Traditional version of Ha Lachma Anya
It was clearly written for Jews who were living in the Diaspora. For them, “here” meant — and means — wherever one lives in the world outside of the land of Israel. In the future, “next year” we are told, the Jewish people will return to live in their own land, the land of Israel. In the meantime, “now”, i.e. in the present, we are still “slaves”, that is, not completely free. Only when we will live as a sovereign people in our own land will be really be free, according to this traditional reading. This passage reveals how much the mindfulness of the journey to the land of Israel, which ought to be a land of freedom, is central to the Exodus narrative and the history of the Jewish people.
But are Jews in the Diaspora really “slaves” anymore? And, are Jews in Israel really as free as we would like to be?

One of my favorite haggadot — the Pesach Hagaddah of the Kibbutz Ha-artzi/Hashomer Hatzair Movement from the early 1970s — offers us a revised and updated version of this traditional text:

This is the bread of affliction which our ancestors ate in the land of Egypt. All who are hungry—let them come and partake. All who are in need, let them come and celebrate the Passover. This year, only we are the redeemed of Israel. Next year, it shall be all the people of Israel. This year we are slaves, next year, we shall be free men” (Kibbutz version of Ha Lachmah Anya, 1970).

What is the major change suggested by this reading? On the one hand, it suggests that only those who live in Israel now are “redeemed”, which was a reflection of the “negation of the Diaspora” that was inherent in earlier Zionist ideology (which has mostly disappeared over the years). On the other hand, this passage reminds us that even though we are currently (“this year”) living in the land of Israel, we are still slaves this year! Only “next year”—in the future—as we continue the ongoing journey from physical and psychological “slavery”—will we experience the liberation that comes with freedom.

This year, in Israel, we are still enslaved to old conceptions and some very immoral and inexplicable policies. The most blatant recent ant-freedom policy is that recent decision of the government of Israel to deport thousands of refugees from Eritrea and Sudan who are seeking to fulfill their own exodus from slavery to freedom. Fortunately, thousands of Jews in Israel (and abroad) are objecting to this policy on moral and pragmatic grounds. Also, many in Israel are still enslaved to the notion that we can rule over another people—the Palestinian people– forever and deny them their freedom on a permanent basis. This is untenable and cannot be allowed to continue.  As we re-tell the exodus narrative on Passover, we are mindful that “In every generation, we must see ourselves as if we too were part of the Exodus from Egypt.” This is one of the central teachings of the Hagaddah.

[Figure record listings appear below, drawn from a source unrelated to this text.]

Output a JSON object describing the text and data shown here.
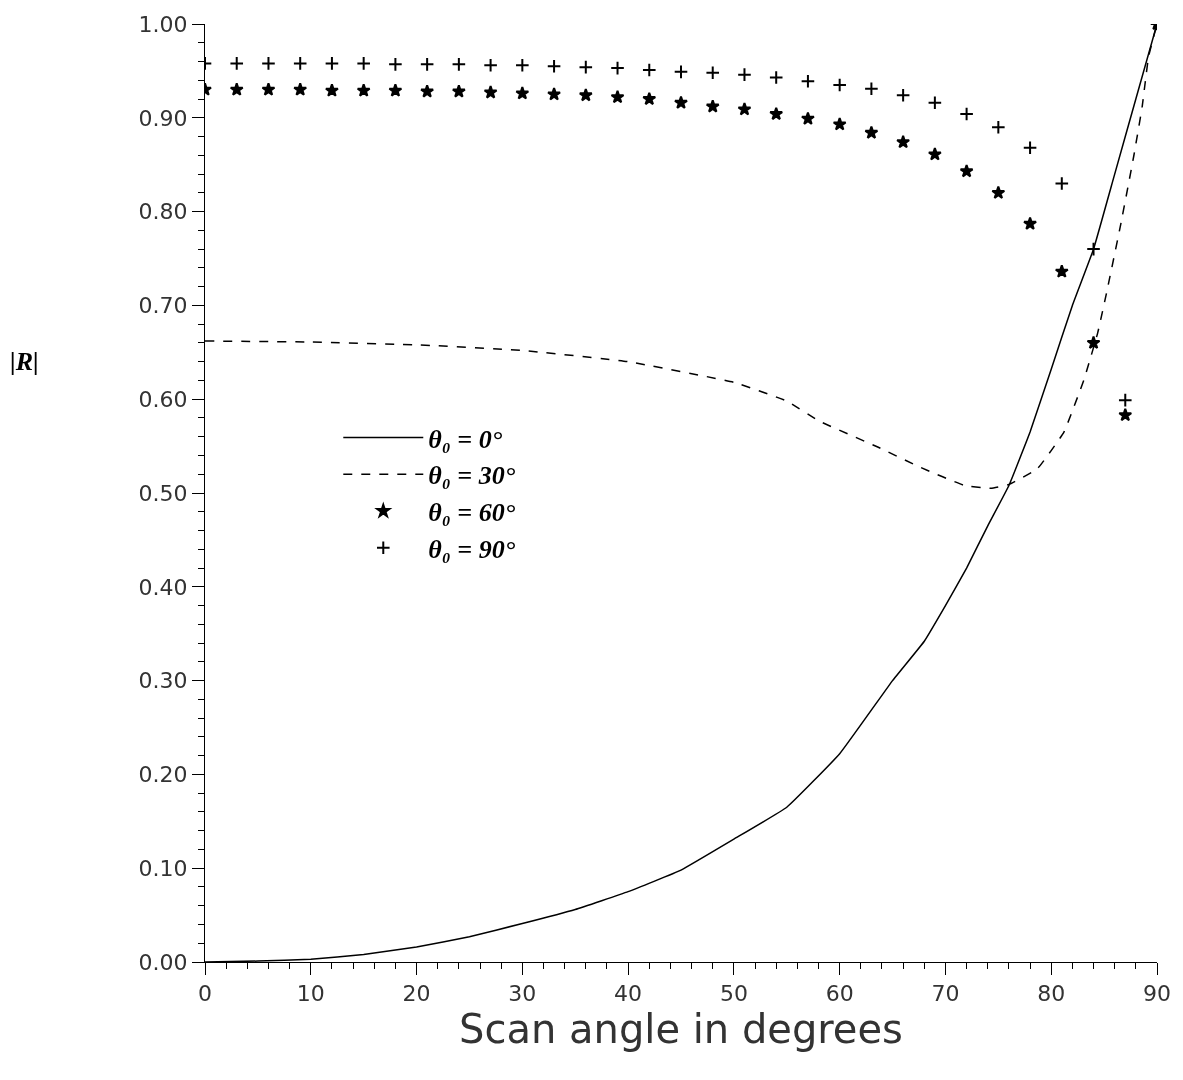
{
  "chart_data": {
    "type": "line",
    "xlabel": "Scan angle in degrees",
    "ylabel": "|R|",
    "xlim": [
      0,
      90
    ],
    "xticks": [
      0,
      10,
      20,
      30,
      40,
      50,
      60,
      70,
      80,
      90
    ],
    "ylim": [
      0,
      1
    ],
    "yticks": [
      {
        "value": 0,
        "label": "0.00"
      },
      {
        "value": 0.1,
        "label": "0.10"
      },
      {
        "value": 0.2,
        "label": "0.20"
      },
      {
        "value": 0.3,
        "label": "0.30"
      },
      {
        "value": 0.4,
        "label": "0.40"
      },
      {
        "value": 0.5,
        "label": "0.50"
      },
      {
        "value": 0.6,
        "label": "0.60"
      },
      {
        "value": 0.7,
        "label": "0.70"
      },
      {
        "value": 0.8,
        "label": "0.80"
      },
      {
        "value": 0.9,
        "label": "0.90"
      },
      {
        "value": 1,
        "label": "1.00"
      }
    ],
    "legend": "left",
    "series": [
      {
        "name": "θ₀ = 0°",
        "line_style": "solid",
        "color": "#000000",
        "x": [
          0,
          5,
          10,
          15,
          20,
          25,
          30,
          35,
          40,
          45,
          50,
          55,
          60,
          65,
          68,
          70,
          72,
          74,
          76,
          78,
          80,
          82,
          84,
          86,
          88,
          90
        ],
        "values": [
          0,
          0.001,
          0.003,
          0.008,
          0.016,
          0.027,
          0.041,
          0.056,
          0.075,
          0.098,
          0.131,
          0.165,
          0.222,
          0.3,
          0.342,
          0.38,
          0.42,
          0.465,
          0.508,
          0.565,
          0.632,
          0.7,
          0.76,
          0.84,
          0.92,
          1.0
        ]
      },
      {
        "name": "θ₀ = 30°",
        "line_style": "dashed",
        "color": "#000000",
        "x": [
          0,
          10,
          20,
          30,
          40,
          50,
          55,
          58,
          63.6,
          67.7,
          71.8,
          74.3,
          76,
          78.7,
          81.2,
          83.1,
          84.4,
          85.3,
          86.6,
          87.8,
          88.6,
          89.2,
          90
        ],
        "values": [
          0.662,
          0.661,
          0.658,
          0.652,
          0.64,
          0.618,
          0.598,
          0.577,
          0.549,
          0.527,
          0.508,
          0.505,
          0.509,
          0.526,
          0.565,
          0.621,
          0.671,
          0.717,
          0.788,
          0.859,
          0.912,
          0.965,
          1.0
        ]
      },
      {
        "name": "θ₀ = 60°",
        "type": "scatter",
        "marker": "star",
        "color": "#000000",
        "x": [
          0,
          3,
          6,
          9,
          12,
          15,
          18,
          21,
          24,
          27,
          30,
          33,
          36,
          39,
          42,
          45,
          48,
          51,
          54,
          57,
          60,
          63,
          66,
          69,
          72,
          75,
          78,
          81,
          84,
          87,
          90
        ],
        "values": [
          0.93,
          0.93,
          0.93,
          0.93,
          0.929,
          0.929,
          0.929,
          0.928,
          0.928,
          0.927,
          0.926,
          0.925,
          0.924,
          0.922,
          0.92,
          0.916,
          0.912,
          0.909,
          0.904,
          0.899,
          0.893,
          0.884,
          0.874,
          0.861,
          0.843,
          0.82,
          0.787,
          0.736,
          0.66,
          0.583,
          1.0
        ]
      },
      {
        "name": "θ₀ = 90°",
        "type": "scatter",
        "marker": "cross",
        "color": "#000000",
        "x": [
          0,
          3,
          6,
          9,
          12,
          15,
          18,
          21,
          24,
          27,
          30,
          33,
          36,
          39,
          42,
          45,
          48,
          51,
          54,
          57,
          60,
          63,
          66,
          69,
          72,
          75,
          78,
          81,
          84,
          87,
          90
        ],
        "values": [
          0.958,
          0.958,
          0.958,
          0.958,
          0.958,
          0.958,
          0.957,
          0.957,
          0.957,
          0.956,
          0.956,
          0.955,
          0.954,
          0.953,
          0.951,
          0.949,
          0.948,
          0.946,
          0.943,
          0.939,
          0.935,
          0.931,
          0.924,
          0.916,
          0.904,
          0.89,
          0.868,
          0.83,
          0.76,
          0.599,
          1.0
        ]
      }
    ]
  }
}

Millions of Jews in the contemporary period have left their Egypt’s—countries in which they were denied basic freedoms and the ability to lead free Jewish lives, such as the Arab countries, the Soviet Union and other formerly Communist countries, Ethiopia, and more. But it seems many other Jews—especially many of those who are in power in Israel today, have brought the mentality of “Egypt” with them and have forgotten the message of freedom that is the essence of Passover.

On this Passover, we will remind them that freedom is not just for Jews, but it is a value for all people. As we read in the Ha Lachma Anya: “Let all who are hungry come and eat. Let all who are in need come and celebrate Passover.” All human beings deserve food security, and all human beings should be able to experience the joys –and responsibilities—of freedom.

Wishing all my Jewish friends a Chag Sameach U’m’shachrer*, a Happy and Liberating Holiday!
And to all my Christian friends and readers, a Happy and Fulfilling Easter holiday!
*I learned this new Passover greeting this year from my friend and colleague, Rabbi Gerald Serotta, of Bethesda, Maryland.”